Seriously though, our roads are quite narrow, the parking spaces mean (in size, it’s the traffic wardens that are mean-spirited), Hubby says they’re usually 2 metres 50 x 4 metres and the underground car-parks can be pretty tight, often only 2 metres 70 high. A lot of parallel parking too, something I’m told some americans find hard to get used to.
It is possible to lease a car for a short while, perhaps that might be worth doing while you decide exactly which region you’ll be living in and whether you actually need two cars.
I managed for over twenty years without one in Geneva, we lived in Carouge (just outside the city), and the centre of town was only a ten minute tram ride away. The infant and junior schools were just down the road, as were the shops. My husband usually walked to work, so we only really used the car at week-ends.
A tram/bus ticket costs Chf 3 for an hour or Chf 10 for a 24 hour pass (7 if you get it after 9am) and you can use your ticket to cross over the Rade (city harbour) on the little shuttle-boats, which always impresses visitors.
Get a good map, there’s a great one out now called “Plan Officiel de Genčve” with the public transport system marked on it, and most of the buildings; including the hospitals, post offices and cop-shops. It costs about CHF26 and has the maps on a CD as well. It pretty well covers the whole of the Canton. You should find it in one of the larger book shops in town, FNAC or Payot. Possibly Naville at the airport.
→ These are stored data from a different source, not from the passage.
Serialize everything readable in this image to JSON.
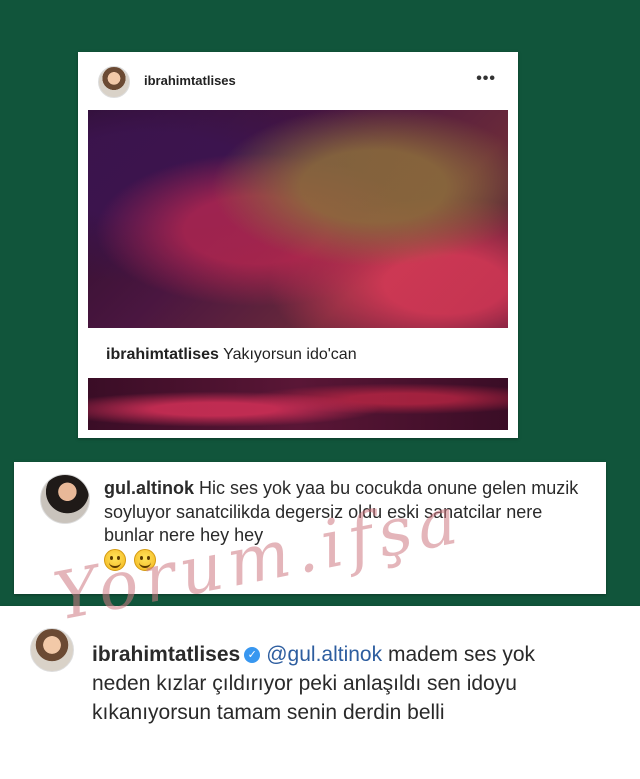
{
  "post": {
    "username": "ibrahimtatlises",
    "more_icon": "more-horizontal-icon",
    "caption_user": "ibrahimtatlises",
    "caption_text": "Yakıyorsun ido'can"
  },
  "comment": {
    "username": "gul.altinok",
    "text": "Hic ses yok yaa bu cocukda onune gelen muzik soyluyor sanatcilikda degersiz oldu eski sanatcilar nere bunlar nere hey hey",
    "emojis": [
      "grinning-face-icon",
      "grinning-face-icon"
    ]
  },
  "reply": {
    "username": "ibrahimtatlises",
    "verified_icon": "verified-badge-icon",
    "mention": "@gul.altinok",
    "text": "madem ses yok neden kızlar çıldırıyor peki anlaşıldı sen idoyu kıkanıyorsun tamam senin derdin belli"
  },
  "watermark": "Yorum.ifşa",
  "colors": {
    "background": "#11553b",
    "card": "#ffffff",
    "mention": "#2d5d9f",
    "verified": "#3897f0",
    "watermark": "#cd7882"
  }
}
Most of the doctors can speak some English, especially the younger ones. The same goes for shop assistants and bar staff. It does help if you make a bit of an effort though, some of the older people can be quite xenophobic and you’ll need some basic french to read the instructions posted everywhere. This is Switzerland after all; there are rules to be obeyed! I have met people that know they’re only in Geneva for a couple of years so they’re content just to live in their expensive “ghettos” communities and don’t make any effort to mix (I’m afraid that americans are particularly well know for this), but it does seem a shame not to join in and learn something about where you’re living.
About the permit, Mark is right; don’t assume you’ll get a “good” one just because you’re in management, apart from anything else, giving you a lowly one means it’s easier to get rid of you! Can’t help about the pros and cons of L permits though, never heard of them! Been here too long, clearly the system’s changed a bit since 1979.
There’s an American International Women’s Club and American Citizens Abroad listed in the local ‘phone book and I’m sure the Consulate, 7 Rue Versonnex, can supply you with info about other clubs, churches and political thingies if you’re interested.
If you’re in Geneva on the 17th, then enjoy the music festival that’s on all weekend (it can get a bit noisy, be warned) and try to pick up pick up some free “immobilier” magazines from the distributors along the streets (usually near the bus stops), that’ll help you get an idea of what’s available and how much you’ll need to spend!